Sedikit
Uraian Sejarah Pendidikan Indonesia
Pendahuluan
“Knowledge is power”
Kutipan yang terkenal dari Francis
Bacon tersebut jelas mengungkapkan pentingnya pendidikan bagi manusia. Sumber
pokok kekuatan manusia adalah pengetahuan. Mengapa? Karena manusia dengan
pengetahuannya mampu melakukan olah-cipta sehingga ia mampu bertahan dalam masa
yang terus maju dan berkembang.
Dan proses olah-cipta tersebut
terlaksana berkat adanya sebuah aktivitas yang dinamakan PENDIDIKAN. Pendidikan
menurut KBBI berarti sebuah kegiatan perbaikan tata-laku dan pendewasaan
manusia melalui pengetahuan. Bila kita lihat jauh ke belakang, pendidikan yang
kita kenal sekarang ini sebenarnya merupakan ”adopsi” dari berbagai model
pendidikan di masa lalu.
Informasi mengenai bagaimana model
pendidikan di masa prasejarah masih belum dapat terekonstruksi dengan sempurna.
Namun bisa diasumsikan ”media pembelajaran” yang ada pada masa itu berkaitan
dengan konteks sosial yang sederhana. Terutama berkaitan dengan adaptasi
terhadap lingkungan di kelompok sosialnya.

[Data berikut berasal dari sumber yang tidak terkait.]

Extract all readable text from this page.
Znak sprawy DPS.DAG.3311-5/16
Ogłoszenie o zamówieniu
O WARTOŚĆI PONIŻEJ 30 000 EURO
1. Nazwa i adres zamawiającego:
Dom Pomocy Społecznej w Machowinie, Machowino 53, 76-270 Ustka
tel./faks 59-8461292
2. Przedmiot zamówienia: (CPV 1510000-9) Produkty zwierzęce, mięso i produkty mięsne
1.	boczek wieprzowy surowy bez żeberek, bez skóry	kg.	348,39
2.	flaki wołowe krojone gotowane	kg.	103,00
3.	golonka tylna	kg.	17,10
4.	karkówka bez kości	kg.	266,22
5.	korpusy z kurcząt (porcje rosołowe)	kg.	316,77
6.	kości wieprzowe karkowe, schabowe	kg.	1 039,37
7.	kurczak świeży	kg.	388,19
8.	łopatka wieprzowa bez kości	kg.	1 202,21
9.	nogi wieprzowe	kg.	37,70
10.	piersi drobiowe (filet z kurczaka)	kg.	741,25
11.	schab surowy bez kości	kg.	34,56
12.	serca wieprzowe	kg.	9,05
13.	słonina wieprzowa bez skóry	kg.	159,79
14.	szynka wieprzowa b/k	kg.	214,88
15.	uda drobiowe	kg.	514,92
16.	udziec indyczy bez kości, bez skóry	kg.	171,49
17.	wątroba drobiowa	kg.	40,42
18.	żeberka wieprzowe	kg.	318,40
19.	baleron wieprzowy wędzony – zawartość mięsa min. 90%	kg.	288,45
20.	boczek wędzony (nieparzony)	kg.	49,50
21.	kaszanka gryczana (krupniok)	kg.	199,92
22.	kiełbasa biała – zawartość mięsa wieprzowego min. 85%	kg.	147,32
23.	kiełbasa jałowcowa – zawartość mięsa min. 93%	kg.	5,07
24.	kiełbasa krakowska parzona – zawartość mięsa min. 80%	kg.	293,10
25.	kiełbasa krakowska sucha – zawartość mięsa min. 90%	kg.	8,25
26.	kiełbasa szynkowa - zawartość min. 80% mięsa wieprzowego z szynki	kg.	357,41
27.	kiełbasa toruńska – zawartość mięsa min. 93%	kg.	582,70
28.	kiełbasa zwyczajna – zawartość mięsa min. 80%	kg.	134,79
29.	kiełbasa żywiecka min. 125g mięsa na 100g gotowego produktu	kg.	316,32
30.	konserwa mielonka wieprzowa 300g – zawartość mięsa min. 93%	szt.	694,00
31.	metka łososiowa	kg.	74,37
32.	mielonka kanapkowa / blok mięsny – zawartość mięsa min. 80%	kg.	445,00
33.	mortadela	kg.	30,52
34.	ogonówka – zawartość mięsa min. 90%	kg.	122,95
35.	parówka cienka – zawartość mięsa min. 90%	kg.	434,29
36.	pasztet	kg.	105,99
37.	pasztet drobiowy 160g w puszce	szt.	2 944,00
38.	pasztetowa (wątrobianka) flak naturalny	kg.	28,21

Pendidikan Masa Hindu-Buddha
Sistem pendidikan pada masa lalu
baru dapat terekam dengan baik pada masa Hindu-Buddha. Menurut Agus Aris
Munandar dalam tesisnya yang berjudul Kegiatan Keagamaan di Pawitra Gunung
Suci di Jawa Timur Abad 14—15(1990). Sistem pendidikan Hindu-Buddha dikenal
dengan istilah karsyan. Karsyan adalah tempat yang
diperuntukan bagi petapa dan untuk orang-orang yang mengundurkan diri dari
keramaian dunia dengan tujuan mendekatkan diri dengan dewa tertinggi. Karsyan
dibagi menjadi dua bentuk yaitu patapan dan mandala.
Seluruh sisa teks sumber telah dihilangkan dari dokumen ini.